After making dinner, hammocking and setting up camp by the lake for the night, Morris returned to the trailhead the following evening as she concluded her first backpacking trip, with many more to come. She left with a renewed sense of peace after spending time out in nature, unplugged from the outside world.
“You get to see places that are sometimes untouched by man, and I find it especially valuable when you can’t use your phone in the moment to either take a photo or share with others what you were up to. It’s a sacred beauty that only you, your peers and nature share for that moment,” said Morris.
It’s not always mosquitos that fight back during a backpacking trip, however. Second-year open major Luke Spencer set out with his roommate this past summer to explore the Rocky Mountains, located an hour-and-a-half drive from Denver. Spencer spent the weeks leading up to his trip hiking Torrey Pines, training himself with the weight of a backpack and breaking in his hiking boots. Despite his preparation, Spencer was still met with the unpredictability that comes with backpacking, just one night into his Rocky Mountains expedition.

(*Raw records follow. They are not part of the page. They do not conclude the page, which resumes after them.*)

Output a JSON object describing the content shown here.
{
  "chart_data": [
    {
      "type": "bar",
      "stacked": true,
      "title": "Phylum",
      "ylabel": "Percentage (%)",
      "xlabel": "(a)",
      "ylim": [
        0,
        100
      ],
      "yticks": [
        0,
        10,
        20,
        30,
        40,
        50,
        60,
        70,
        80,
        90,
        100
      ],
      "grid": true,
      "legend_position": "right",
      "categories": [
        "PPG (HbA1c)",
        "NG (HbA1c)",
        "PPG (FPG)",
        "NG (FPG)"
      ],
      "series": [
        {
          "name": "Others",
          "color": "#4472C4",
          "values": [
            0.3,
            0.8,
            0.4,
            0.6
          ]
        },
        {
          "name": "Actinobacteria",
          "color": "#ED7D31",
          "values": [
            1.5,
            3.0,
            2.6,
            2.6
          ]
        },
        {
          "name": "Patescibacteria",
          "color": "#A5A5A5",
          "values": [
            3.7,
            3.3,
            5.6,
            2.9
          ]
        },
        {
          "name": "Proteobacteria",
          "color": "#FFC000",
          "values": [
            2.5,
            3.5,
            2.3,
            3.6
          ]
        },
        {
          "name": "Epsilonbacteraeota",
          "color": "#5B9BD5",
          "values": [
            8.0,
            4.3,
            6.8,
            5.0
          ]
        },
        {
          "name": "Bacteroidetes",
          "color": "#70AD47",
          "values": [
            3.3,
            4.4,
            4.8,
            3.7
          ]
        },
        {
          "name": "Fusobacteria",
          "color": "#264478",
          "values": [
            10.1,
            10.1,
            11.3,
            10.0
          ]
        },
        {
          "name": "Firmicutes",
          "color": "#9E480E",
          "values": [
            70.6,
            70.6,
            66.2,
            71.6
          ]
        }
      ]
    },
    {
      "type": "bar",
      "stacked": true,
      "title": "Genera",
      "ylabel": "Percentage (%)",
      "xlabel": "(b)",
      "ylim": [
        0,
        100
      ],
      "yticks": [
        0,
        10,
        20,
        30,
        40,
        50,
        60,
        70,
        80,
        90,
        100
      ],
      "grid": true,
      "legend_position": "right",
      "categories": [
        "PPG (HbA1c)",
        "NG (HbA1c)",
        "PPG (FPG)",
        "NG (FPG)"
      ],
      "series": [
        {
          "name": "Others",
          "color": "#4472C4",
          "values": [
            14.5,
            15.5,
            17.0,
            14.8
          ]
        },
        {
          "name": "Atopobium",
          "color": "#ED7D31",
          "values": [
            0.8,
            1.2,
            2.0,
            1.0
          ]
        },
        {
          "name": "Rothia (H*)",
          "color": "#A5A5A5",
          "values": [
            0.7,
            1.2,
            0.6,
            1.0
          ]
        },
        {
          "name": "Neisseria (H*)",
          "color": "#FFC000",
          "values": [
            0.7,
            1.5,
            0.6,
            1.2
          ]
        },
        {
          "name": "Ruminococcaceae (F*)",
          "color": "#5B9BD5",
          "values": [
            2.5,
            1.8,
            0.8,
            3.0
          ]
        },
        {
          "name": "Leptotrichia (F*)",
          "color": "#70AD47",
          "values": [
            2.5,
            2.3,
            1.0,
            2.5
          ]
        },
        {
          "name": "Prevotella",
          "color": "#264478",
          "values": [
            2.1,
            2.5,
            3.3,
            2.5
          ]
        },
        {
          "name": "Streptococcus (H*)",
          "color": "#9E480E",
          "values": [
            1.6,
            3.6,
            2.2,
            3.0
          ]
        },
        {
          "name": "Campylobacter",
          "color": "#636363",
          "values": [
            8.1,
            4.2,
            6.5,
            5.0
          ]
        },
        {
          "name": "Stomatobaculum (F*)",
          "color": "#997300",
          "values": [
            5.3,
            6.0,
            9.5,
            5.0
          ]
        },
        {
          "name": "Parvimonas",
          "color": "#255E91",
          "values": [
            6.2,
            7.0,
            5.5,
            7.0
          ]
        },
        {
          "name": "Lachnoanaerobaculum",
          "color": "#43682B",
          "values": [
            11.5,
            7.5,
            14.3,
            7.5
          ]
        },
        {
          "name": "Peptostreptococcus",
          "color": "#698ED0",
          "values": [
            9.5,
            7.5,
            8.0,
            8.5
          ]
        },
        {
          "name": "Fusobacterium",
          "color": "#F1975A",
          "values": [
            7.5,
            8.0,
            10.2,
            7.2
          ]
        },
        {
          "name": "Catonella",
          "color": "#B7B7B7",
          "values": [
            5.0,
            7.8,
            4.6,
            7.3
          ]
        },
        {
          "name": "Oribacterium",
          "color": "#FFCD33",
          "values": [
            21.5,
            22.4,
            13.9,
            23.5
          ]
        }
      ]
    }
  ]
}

“We were setting up our tents on the first night and it just started pouring on us. Everything got soaked, it was a little miserable I’ll admit, but it was definitely something that I’ll remember,” said Spencer.
Despite the thunder and lightning cutting their three-day trip short, Spencer still had the chance to hike up 13,000 feet in the midst of the rain, experiencing the sights he retreated to the mountains in search of.
“The Rockies are just beautiful, being up in the mountains was arguably the most serene experience I’ve ever had. When you are out in nature — truly surrounding yourself in it — I think it is one of the best ways to encounter God’s creation,” said Spencer. “You experience God on an entirely different level; you are able to meditate, you really are able to admire everything he has created.”
Third-year international studies major Anna Peters embarked on a much longer expedition with just a backpack and zero hotel nights booked. Peters spent two and a half months over the summer backpacking through Ireland, Scotland, England, Sweden, Denmark, France, Portugal, Spain, Italy, Austria, Greece and Costa Rica.
Initially setting off on her journey alone, Peters met other solo-travelers along the way to join in on her adventure — surfing, sightseeing and booking hostels as she went. With only a few missed buses and trains, Peters left her backpacking trip having made new friends, experiencing different parts of the world and getting to surf various exotic locations.
Peters encourages those curious of venturing out on their own backpacking trip to approach it with a mixture of spontaneity and preparation.
“It makes it less expensive to plan out some aspects of your trip; I planned everything so last minute, usually the day of or the day before, so it was super expensive. It’s important to be open-minded though,” said Peters. “Part of the fun is meeting people along the way, especially if you are solo-traveling, and finding things to do as you go.”